5.5 Save as provided in Clause 8 below, all questions arising shall be decided by a majority of votes. However, in the event of an equality of votes, the Chairperson shall have a second and casting vote.
5.6 Proper Minutes shall be kept of the proceedings of the Council, including a record of the Members present at each meeting. Such minutes shall be signed by the Chairperson, or his/her Deputy, and shall be available at all reasonable times to Members of the Council.
5.7 A “round robin” Resolution signed by all members of the Council shall be as valid as if passed at a duly convened meeting.

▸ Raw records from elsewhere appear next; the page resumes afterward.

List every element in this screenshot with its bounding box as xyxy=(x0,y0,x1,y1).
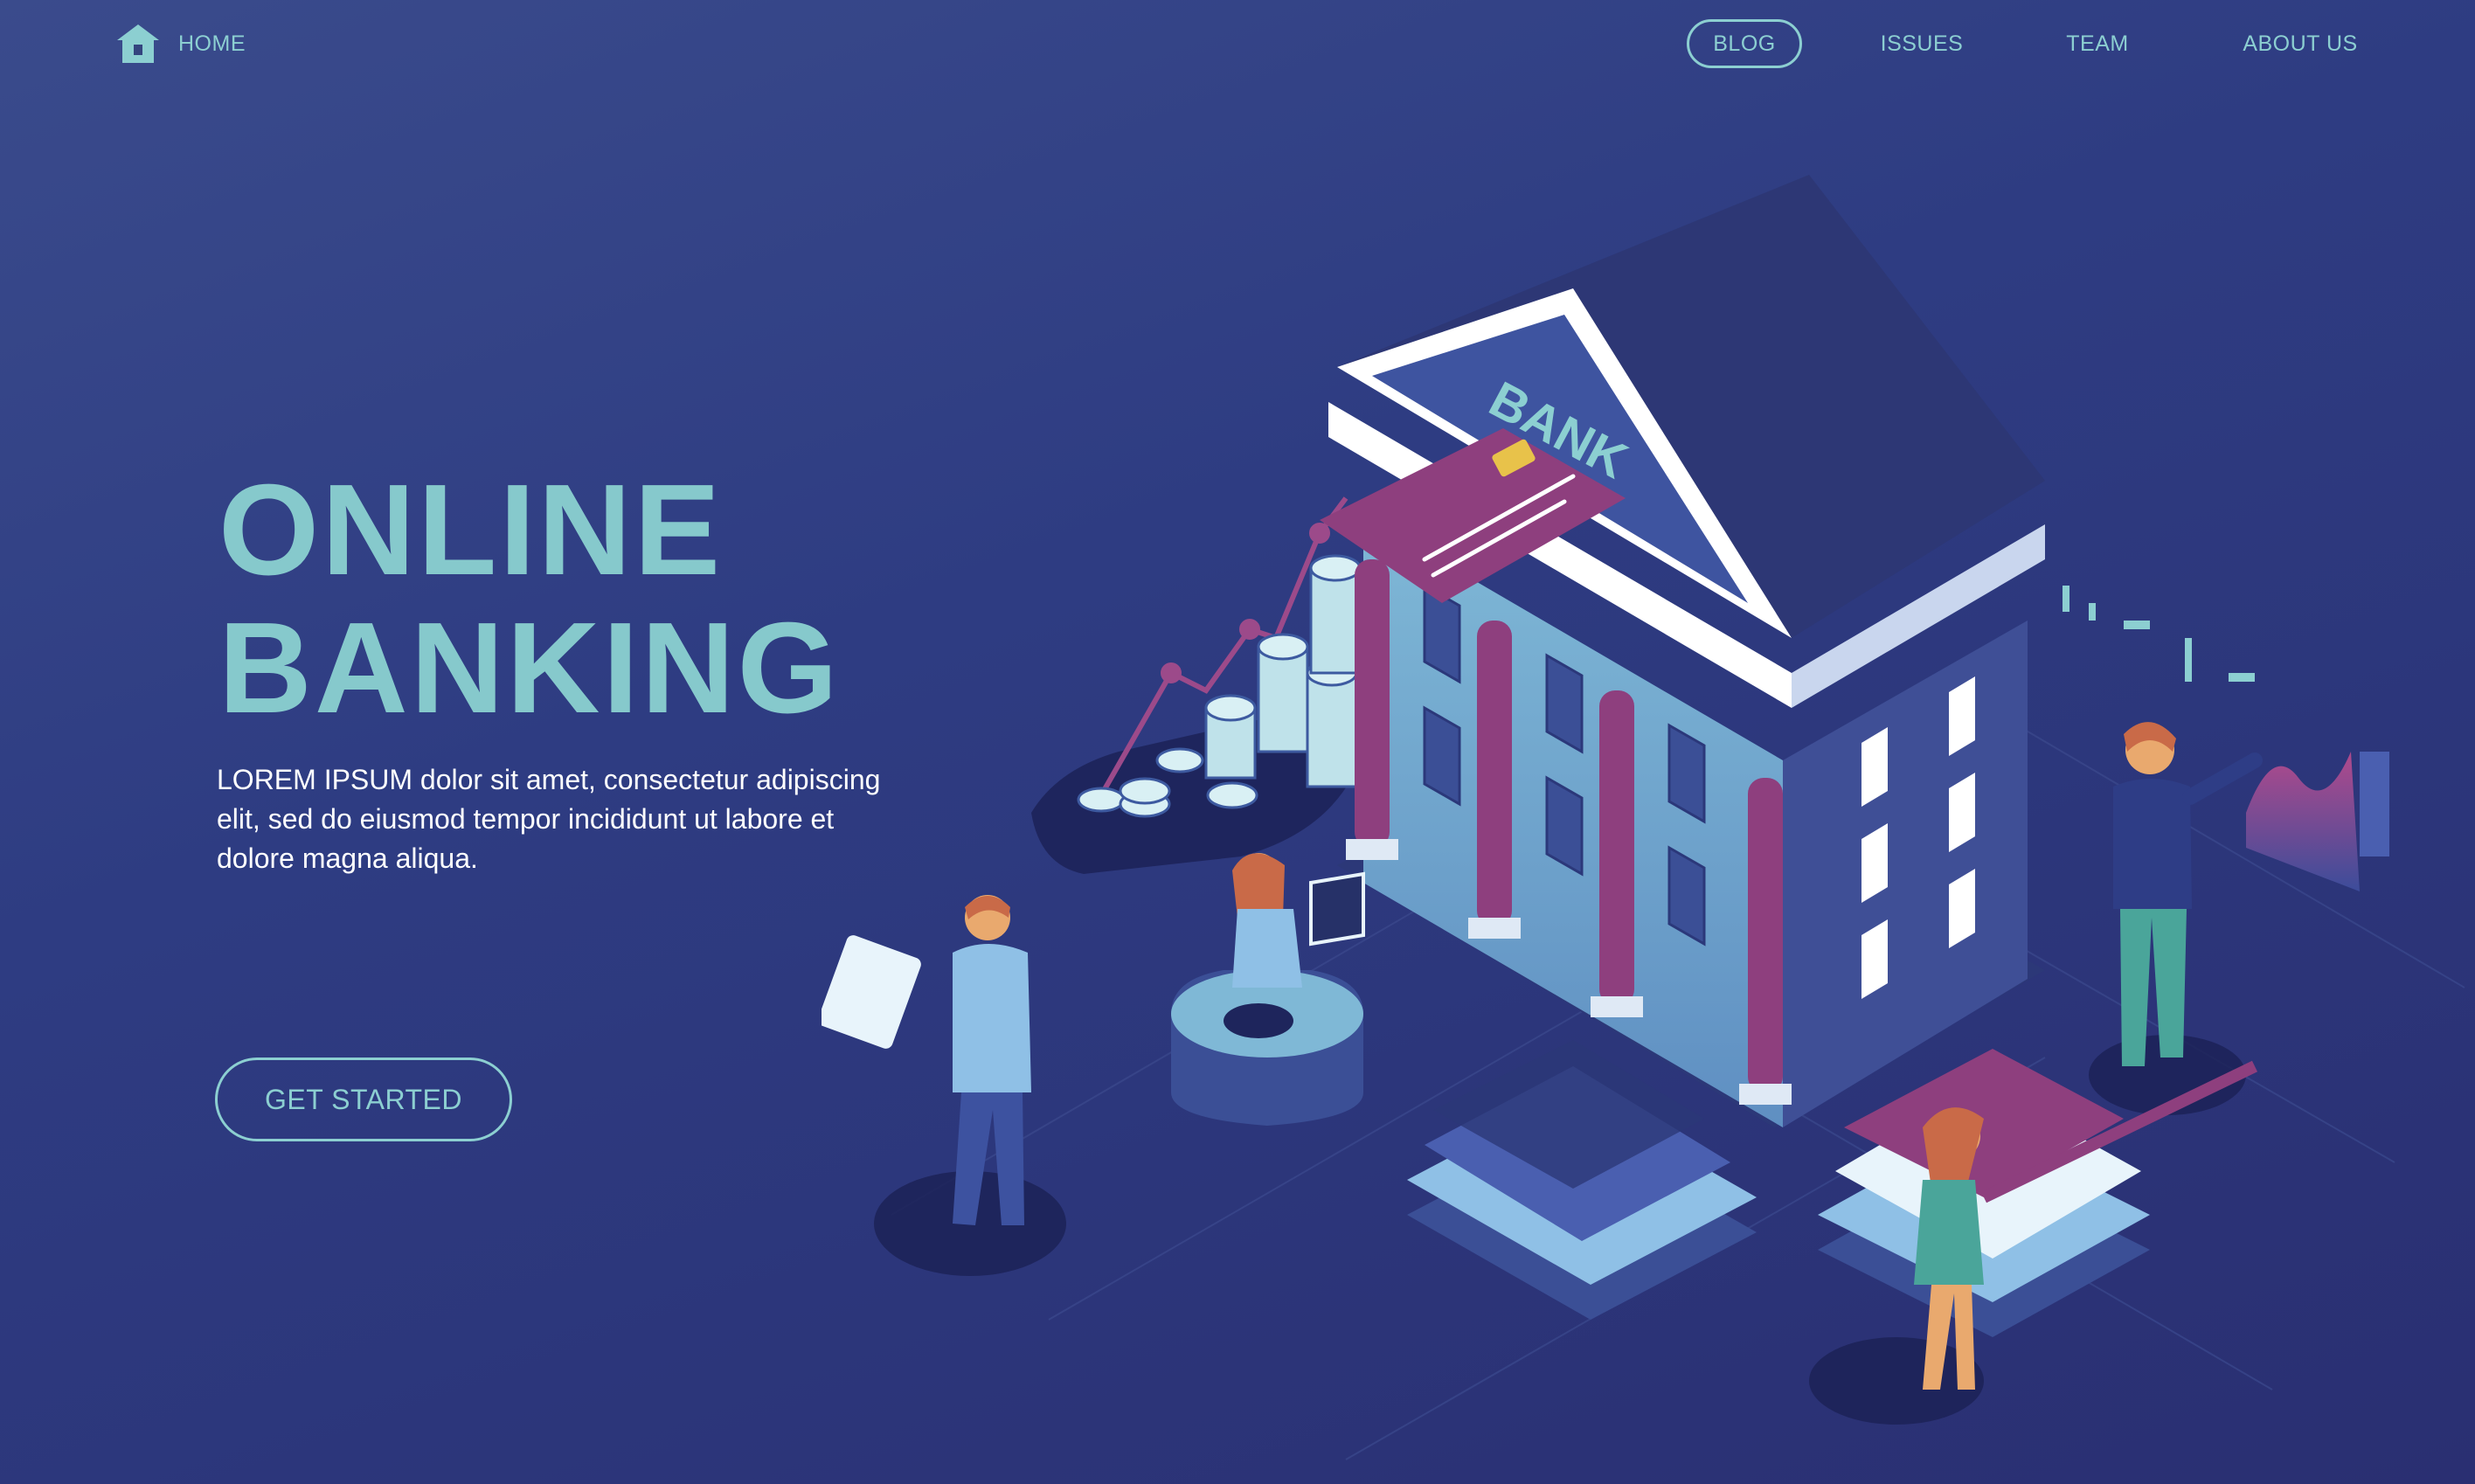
get-started-label: GET STARTED xyxy=(265,1083,462,1115)
nav-link-issues[interactable]: ISSUES xyxy=(1868,19,1975,68)
nav-link-team[interactable]: TEAM xyxy=(2056,19,2139,68)
nav-link-team-label: TEAM xyxy=(2066,31,2129,56)
bank-building: BANK xyxy=(1328,175,2045,1127)
hero-title-line-1: ONLINE xyxy=(218,458,724,602)
nav-link-issues-label: ISSUES xyxy=(1880,31,1964,56)
nav-link-blog-label: BLOG xyxy=(1713,31,1776,56)
bank-illustration: BANK xyxy=(822,175,2465,1460)
nav-link-about-us-label: ABOUT US xyxy=(2243,31,2358,56)
nav-link-about-us[interactable]: ABOUT US xyxy=(2234,19,2367,68)
hero-description: LOREM IPSUM dolor sit amet, consectetur … xyxy=(217,764,881,874)
hero-title-line-2: BANKING xyxy=(218,596,841,740)
hero-title: ONLINE BANKING xyxy=(218,461,841,738)
analytics-panel xyxy=(2062,586,2389,891)
home-icon xyxy=(117,24,159,63)
person-presenter xyxy=(2113,722,2263,1066)
nav-home-label: HOME xyxy=(178,31,246,56)
nav-link-blog[interactable]: BLOG xyxy=(1687,19,1802,68)
get-started-button[interactable]: GET STARTED xyxy=(215,1058,512,1141)
nav-home-link[interactable]: HOME xyxy=(115,19,246,68)
person-with-laptop xyxy=(1171,853,1365,1126)
books-stack xyxy=(1818,1049,2258,1337)
person-with-tablet xyxy=(822,895,1031,1225)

5.8 The Council may delegate such of its powers and prerogatives as it may deem appropriate to one or more of its members, or to a specially constituted sub-committee. The member or sub-committee to whom such delegation is made, shall conform to any stipulations or procedures that may be determined by the Council from time to time.
6.1 Notice of Meetings of the Council shall be sent to all its Members, either personally, or by prepaid registered post, or in such other manner (including facsimile or e-mail) as may be deemed expedient by the Chairperson.
6.2 The inadvertent omission to address notice/s to any Member shall not invalidate the proceedings of the resultant meeting.
Each Member of the Council is indemnified by the Office of the Ombudsman in respect of all decisions and acts made and undertaken in good faith on its behalf; and it shall be the duty of the Office of the Ombudsman to reimburse members in respect of any costs or expenses reasonably and necessarily incurred in the bona fide discharge of such Member’s fiduciary responsibilities to the Council.
8. AMENDMENT OR DISESTABLISHMENT
This constituting document, including the mandate of the Ombudsman’s Council, may be amended, the name may be changed, and the Council may be disestablished at any time, by Resolution of the Council, provided that any such resolution is supported by no less than Tw-thirds of its members at the relevant time, being not less than the minimum number stipulated above; and provided further that any such Resolution must also be approved by Resolution supported by a majority of the Members of the Ombudsman’s Committee.
Note: The use of capital letters in the Council’s Constitution has been reproduced above exactly as presented. DJ. March 2021.